The scene at the water source is hectic - hundreds of camels, goats and cows mill around, bleating and lowing as they press forward to drink from the congested borehole.

The chaos is the result of a drought that followed the failure of the short rains late last year. Ten million people are facing hunger as a result, according to the Kenyan government.

The Wargadud borehole, in Mandera district, now pumps water 24 hours a day to meet the demand. All the natural rainwater catchments in the area have long since dried up.

Aid agencies say that up to 30 per cent of animal stocks in the wider area have perished, while the rest are producing little, if any, milk.

"During the day, we don't eat," says Abdullahi Abdi Hussein, 65, the official in charge of the borehole. "We only have one meal a day, when we used to have three."

So far people are not dying in any numbers.

But aid agencies say it is only a matter of time before children and the elderly start perishing from hunger-related illnesses, particularly if the long rains, which generally arrive in March, also fail.
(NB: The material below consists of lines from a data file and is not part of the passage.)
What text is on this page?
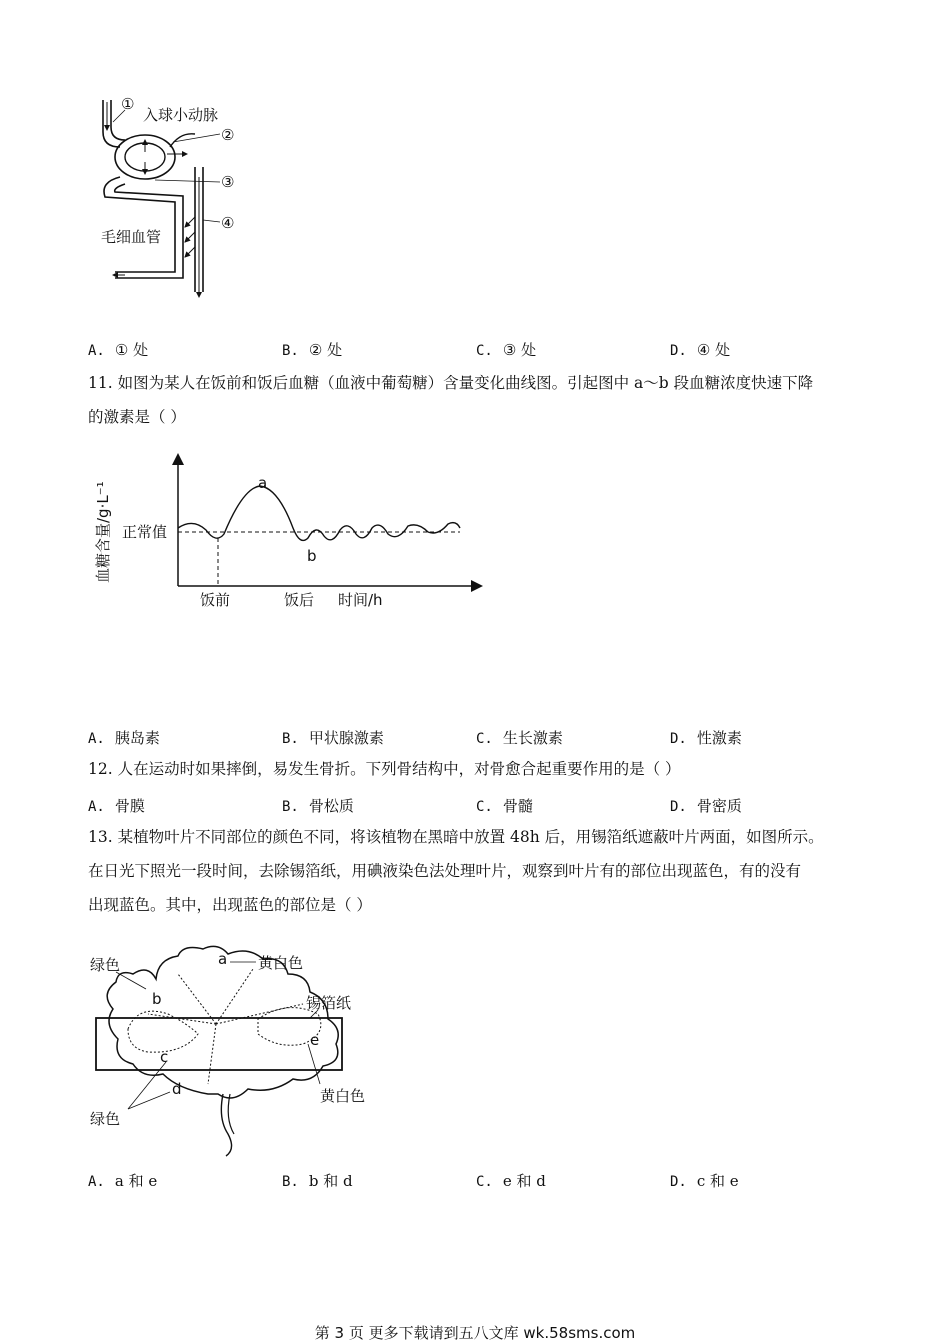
①
入球小动脉
②
③
④
毛细血管
A. ① 处	B. ② 处	C. ③ 处	D. ④ 处
11. 如图为某人在饭前和饭后血糖（血液中葡萄糖）含量变化曲线图。引起图中 a～b 段血糖浓度快速下降
的激素是（ ）
血糖含量/g·L⁻¹ 正常值
a
b
饭前	饭后 时间/h
A. 胰岛素	B. 甲状腺激素	C. 生长激素	D. 性激素
12. 人在运动时如果摔倒，易发生骨折。下列骨结构中，对骨愈合起重要作用的是（ ）
A. 骨膜	B. 骨松质	C. 骨髓	D. 骨密质
13. 某植物叶片不同部位的颜色不同，将该植物在黑暗中放置 48h 后，用锡箔纸遮蔽叶片两面，如图所示。
在日光下照光一段时间，去除锡箔纸，用碘液染色法处理叶片，观察到叶片有的部位出现蓝色，有的没有
出现蓝色。其中，出现蓝色的部位是（ ）
绿色	a 黄白色
b	锡箔纸
e
c
d	黄白色
绿色
A. a 和 e	B. b 和 d	C. e 和 d	D. c 和 e
第 3 页 更多下载请到五八文库 wk.58sms.com
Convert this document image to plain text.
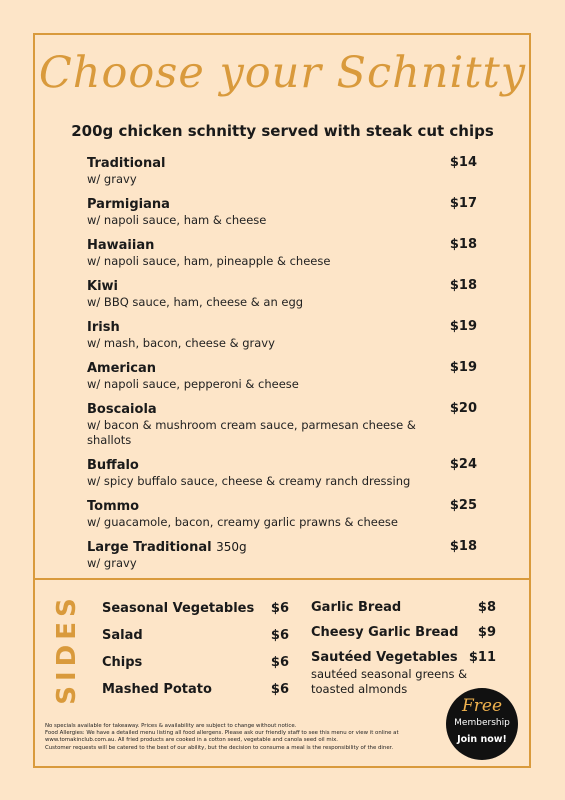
Choose your Schnitty
200g chicken schnitty served with steak cut chips
Traditional
w/ gravy
$14
Parmigiana
w/ napoli sauce, ham & cheese
$17
Hawaiian
w/ napoli sauce, ham, pineapple & cheese
$18
Kiwi
w/ BBQ sauce, ham, cheese & an egg
$18
Irish
w/ mash, bacon, cheese & gravy
$19
American
w/ napoli sauce, pepperoni & cheese
$19
Boscaiola
w/ bacon & mushroom cream sauce, parmesan cheese & shallots
$20
Buffalo
w/ spicy buffalo sauce, cheese & creamy ranch dressing
$24
Tommo
w/ guacamole, bacon, creamy garlic prawns & cheese
$25
Large Traditional 350g
w/ gravy
$18
SIDES Seasonal Vegetables $6
Salad	$6
Chips	$6
Mashed Potato	$6
Garlic Bread	$8
Cheesy Garlic Bread $9
Sautéed Vegetables $11
sautéed seasonal greens & toasted almonds
Free
Membership
Join now!

No specials available for takeaway. Prices & availability are subject to change without notice.

Food Allergies: We have a detailed menu listing all food allergens. Please ask our friendly staff to see this menu or view it online at www.tomakinclub.com.au. All fried products are cooked in a cotton seed, vegetable and canola seed oil mix.

Customer requests will be catered to the best of our ability, but the decision to consume a meal is the responsibility of the diner.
"If people become malnourished, their immune system is depressed so they get sick for other reasons and that is what pushes them over the edge," says Peter Smerdon, a Nairobi-based spokesman for the United Nations World Food Programme (WFP).

There is no great optimism that the rains will come. Kenyan pastoralists say the rains have failed with greater frequency over the last decade - a trend experts say is being driven by climate change.
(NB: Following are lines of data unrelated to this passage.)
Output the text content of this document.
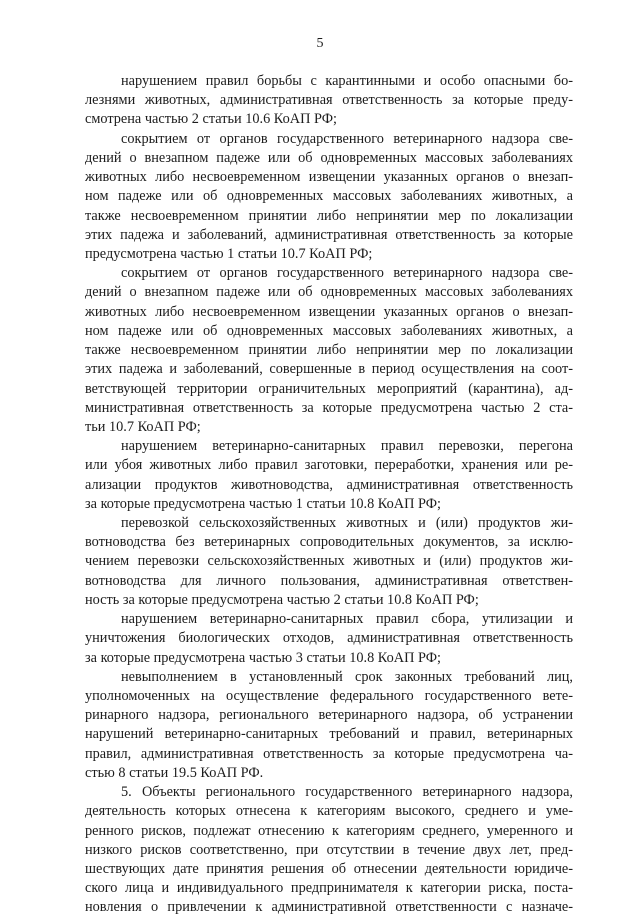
5
нарушением правил борьбы с карантинными и особо опасными бо-
лезнями животных, административная ответственность за которые преду-
смотрена частью 2 статьи 10.6 КоАП РФ;
сокрытием от органов государственного ветеринарного надзора све-
дений о внезапном падеже или об одновременных массовых заболеваниях
животных либо несвоевременном извещении указанных органов о внезап-
ном падеже или об одновременных массовых заболеваниях животных, а
также несвоевременном принятии либо непринятии мер по локализации
этих падежа и заболеваний, административная ответственность за которые
предусмотрена частью 1 статьи 10.7 КоАП РФ;
сокрытием от органов государственного ветеринарного надзора све-
дений о внезапном падеже или об одновременных массовых заболеваниях
животных либо несвоевременном извещении указанных органов о внезап-
ном падеже или об одновременных массовых заболеваниях животных, а
также несвоевременном принятии либо непринятии мер по локализации
этих падежа и заболеваний, совершенные в период осуществления на соот-
ветствующей территории ограничительных мероприятий (карантина), ад-
министративная ответственность за которые предусмотрена частью 2 ста-
тьи 10.7 КоАП РФ;
нарушением ветеринарно-санитарных правил перевозки, перегона
или убоя животных либо правил заготовки, переработки, хранения или ре-
ализации продуктов животноводства, административная ответственность
за которые предусмотрена частью 1 статьи 10.8 КоАП РФ;
перевозкой сельскохозяйственных животных и (или) продуктов жи-
вотноводства без ветеринарных сопроводительных документов, за исклю-
чением перевозки сельскохозяйственных животных и (или) продуктов жи-
вотноводства для личного пользования, административная ответствен-
ность за которые предусмотрена частью 2 статьи 10.8 КоАП РФ;
нарушением ветеринарно-санитарных правил сбора, утилизации и
уничтожения биологических отходов, административная ответственность
за которые предусмотрена частью 3 статьи 10.8 КоАП РФ;
невыполнением в установленный срок законных требований лиц,
уполномоченных на осуществление федерального государственного вете-
ринарного надзора, регионального ветеринарного надзора, об устранении
нарушений ветеринарно-санитарных требований и правил, ветеринарных
правил, административная ответственность за которые предусмотрена ча-
стью 8 статьи 19.5 КоАП РФ.
5. Объекты регионального государственного ветеринарного надзора,
деятельность которых отнесена к категориям высокого, среднего и уме-
ренного рисков, подлежат отнесению к категориям среднего, умеренного и
низкого рисков соответственно, при отсутствии в течение двух лет, пред-
шествующих дате принятия решения об отнесении деятельности юридиче-
ского лица и индивидуального предпринимателя к категории риска, поста-
новления о привлечении к административной ответственности с назначе-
Hussein believes the point of no return is very close.

Children are already falling ill, he says, and people are turning to desperate measures to fend off hunger pangs, such as eating gum from the ubiquitous Acacia tree.

"It fills the stomach, but has no nutritional value," he says.

Kenya's arid north has been hit hard by the drought - partly because it is so remote and neglected by the government.

But the drought has also affected the rest of the country, combining with other factors to produce a nationwide food shortage.

Last year's post-election violence displaced many farmers, meaning that fields lay fallow instead of producing crops. An increase in the cost of fertilizers led to even less productivity as farmers cut back.

The failure of the rains then exacerbated the situation.

Food prices, driven partly by global pressures, have also shot up and people are struggling to afford staples such as maize.

Then there is the issue of corruption, with government officials accused of selling on maize intended to deal with the shortage to Southern Sudan.

But while the cumulative effect is that millions in Kenya need food aid, there is not enough to go round.

The WFP aims to scale up its operation to include 3.2 million people, from the current 1.2 million receiving aid deliveries. It plans to ask donors for 135 million dollars to fund its operations over the next six months.

But the experience of other agencies suggests the WFP may struggle to raise the cash.

Analysts have been warning that the global financial crisis may lead to drop in aid to Africa. It seems their predictions are coming true.

The International Federation of Red Cross and Red Crescent Societies (IFRC) in December launched an appeal for 95 million dollars to feed 2.3 million people in Kenya, Somalia, Ethiopia and Djibouti.

This figure did not take into account the full extent of the crisis in Kenya and is expected to rise to around 150 million.

However, according to Andrei Engstrand-Neacsu, the IFRC's communications manager in Nairobi, only 6 per cent of the original target has been pledged.

"When governments of the world were busy bailing out banks and spending billions, it is a shame that for a fraction of that we can't intervene to save millions of lives," he says.

Engstrand-Neacsu says the world must act before it is too late.

"We want to avoid images of skeletal African children on TV screens and suddenly see the world trying to react," he says. "Should we wait until people start dying before we do something?"